Rapidamente terminou.

Ele parou de se mexer e deitou-se por cima dela, ela entorpecida demais para se mover.

Ela ouviu o som do metal a levantar-se, sentindo o peso dele, finalmente, a sair de cima de si. Ela preparou-se, esperando que ele a matasse naquele momento. Ela antecipava o golpe da sua espada. Seria um alívio muito bem-vindo.
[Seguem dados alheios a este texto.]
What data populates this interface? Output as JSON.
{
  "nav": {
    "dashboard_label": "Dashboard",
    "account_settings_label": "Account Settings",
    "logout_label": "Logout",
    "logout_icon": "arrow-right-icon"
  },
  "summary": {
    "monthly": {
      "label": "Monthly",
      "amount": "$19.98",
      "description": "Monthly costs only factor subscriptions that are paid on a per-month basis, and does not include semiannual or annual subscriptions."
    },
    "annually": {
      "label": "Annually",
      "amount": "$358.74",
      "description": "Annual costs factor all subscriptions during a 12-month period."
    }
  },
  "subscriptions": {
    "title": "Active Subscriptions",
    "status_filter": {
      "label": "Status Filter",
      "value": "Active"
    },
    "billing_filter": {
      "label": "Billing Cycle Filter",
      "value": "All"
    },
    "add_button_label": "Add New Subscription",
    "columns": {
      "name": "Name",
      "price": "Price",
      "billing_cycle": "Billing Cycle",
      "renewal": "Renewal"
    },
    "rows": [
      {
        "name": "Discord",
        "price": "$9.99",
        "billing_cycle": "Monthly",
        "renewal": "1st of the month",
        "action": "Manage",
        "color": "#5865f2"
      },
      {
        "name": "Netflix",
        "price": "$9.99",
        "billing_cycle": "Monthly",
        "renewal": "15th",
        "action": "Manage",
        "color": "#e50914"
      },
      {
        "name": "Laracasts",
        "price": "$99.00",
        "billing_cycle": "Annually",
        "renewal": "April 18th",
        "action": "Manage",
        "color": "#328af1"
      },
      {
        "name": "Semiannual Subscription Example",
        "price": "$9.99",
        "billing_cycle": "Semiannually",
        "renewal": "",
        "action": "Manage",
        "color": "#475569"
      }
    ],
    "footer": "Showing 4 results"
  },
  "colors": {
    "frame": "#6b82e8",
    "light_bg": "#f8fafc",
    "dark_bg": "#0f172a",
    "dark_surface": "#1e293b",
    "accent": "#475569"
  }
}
"Vá", disse ela. "Mata-me."

No entanto, para sua surpresa não ouviu nenhum som de uma espada, mas sim o som suave de uma corrente delicada. Ela sentiu algo frio e leve a ser-lhe colocado na palma da mão. Ela olhou, confusa.

Ela pestanejou à chuva e ficou surpreendida ao ver que ele lhe tinha colocado na mão um colar de ouro, com um pingente na sua extremidade, duas cobras, à volta de uma lua, com um punhal entre elas.

Finalmente, ele falou as suas primeiras palavras.

"Quando ele nascer", ouviu-se uma voz profunda e misteriosa, uma voz de autoridade, "dá-lhe isto. E manda-o para mim."

Ela ouviu o cavaleiro montar o seu cavalo, apercebendo-se vagamente do seu som a afastar-se.

Os olhos de Rea ficaram pesados. Ela estava demasiado exausta para se mexer ali deitada à chuva. Sentindo-se destroçada, ela sentiu um doce sono a chegar-lhe e não lhe resistiu. Talvez agora, pelo menos, os pesadelos parassem.

Antes de deixar o sono aproximar-se, ela olhou fixamente para o colar, o emblema. Apertou-o, sentindo-o na mão, o ouro tão espesso, grosso o suficiente para alimentar toda a sua aldeia durante uma vida.

Porque é que ele o tinha dado a ela? Porque é que ele não a tinha matado?

A ele, ele tinha dito. Não a ela. Ele sabia que ela ficaria grávida. E ele sabia que seria um rapaz.

Como?

De repente, antes de um doce sono se apoderar dela, veio-lhe tudo à memória. A última peça do seu sonho.

Um rapaz. Ela tinha dado à luz a um menino. Um nascimento vindo da fúria. Da violência.

Um rapaz destinado a ser rei.

CAPÍTULO DOIS

Três Luas Mais tarde

Rea ficou sozinha na clareira da floresta, atordoada, perdida no seu próprio mundo. Ela não ouvia o riacho a gotejar sob os seus pés, não ouvia o chilrear dos pássaros na densa floresta ao seu redor, não reparava na luz do sol que brilhava através dos ramos, ou no grupo de veados que a observava de perto. O mundo inteiro tinha-se dissipado e ela olhava apenas para uma coisa: as veias da folha de Ukanda que ela segurava entre os seus dedos trêmulos. Ela tirou as palmas das suas mãos da ampla folha verde e, lentamente, para seu horror, a cor das veias das folhas mudaram de verde para branco.

Vê-las mudar era como uma faca no seu coração.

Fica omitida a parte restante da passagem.